Ports maritimes de la France : Tome septième… (1899)

Ce grand port est resté isolé du Rhône, isolé de ce merveilleux bassin naturel que constitue l’étang de Berre, et qui semblerait pourtant si bien situé, si bien disposé pour devenir le bassin industriel annexe de Marseille. Pour expédier dans l’intérieur les marchandises que les navires lui apportent et les produits de ses nombreuses usines, pour recevoir les marchandises et les produits du continent, Marseille, en dehors du cabotage dont la zone d’action ne s’étend qu’à petite distance des rivages, ne dispose que d’un chemin de fer.
Source : Gallica

Ports maritimes de la France : Tome septième… (1899)

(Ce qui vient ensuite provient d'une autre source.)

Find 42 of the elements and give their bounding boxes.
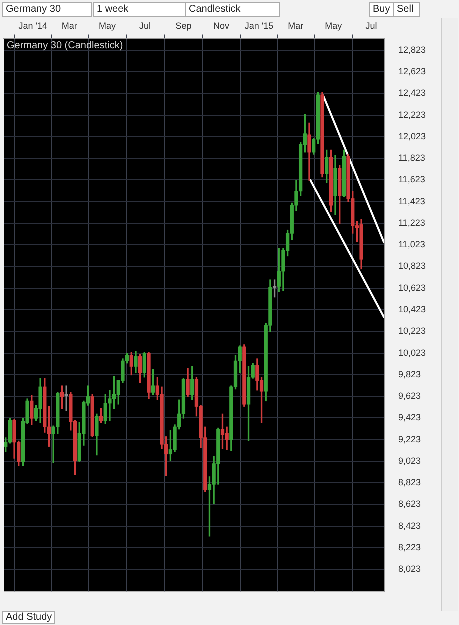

L’entreprise qui consiste à établir dans un port un outillage pour le mettre à la disposition du public moyennant une taxe d’usage ou un prix de location est en général une affaire lourde et c’est ce qui fait que, dans tous les ports français où l’organisation de l’outillage a été considérée jusqu’à présent comme une opération qui doit se suffire à elle-même, cette organisation a été si lente à se faire : c’est une des raisons qui font que l’outillage public est le plus souvent trop incomplet.
Source : Gallica

Ports maritimes de la France : Tome septième… (1899)

Dans ce cas, les ports maritimes ne sont plus que des ports de transit et le moindre écart dans les frais de transport, dans les frais de port, suffît pour détourner d’un port sur un autre, quelquefois bien éloigné du premier, un trafic dont celui-ci semblait jusque-là avoir le monopole. Le consommateur cherche à se passer des intermédiaires : c’est une tendance générale, fatale, qui se manifeste partout et qui ira grandissant à mesure que se développeront les communications, et que la civilisation pénétrera dans les pays de production.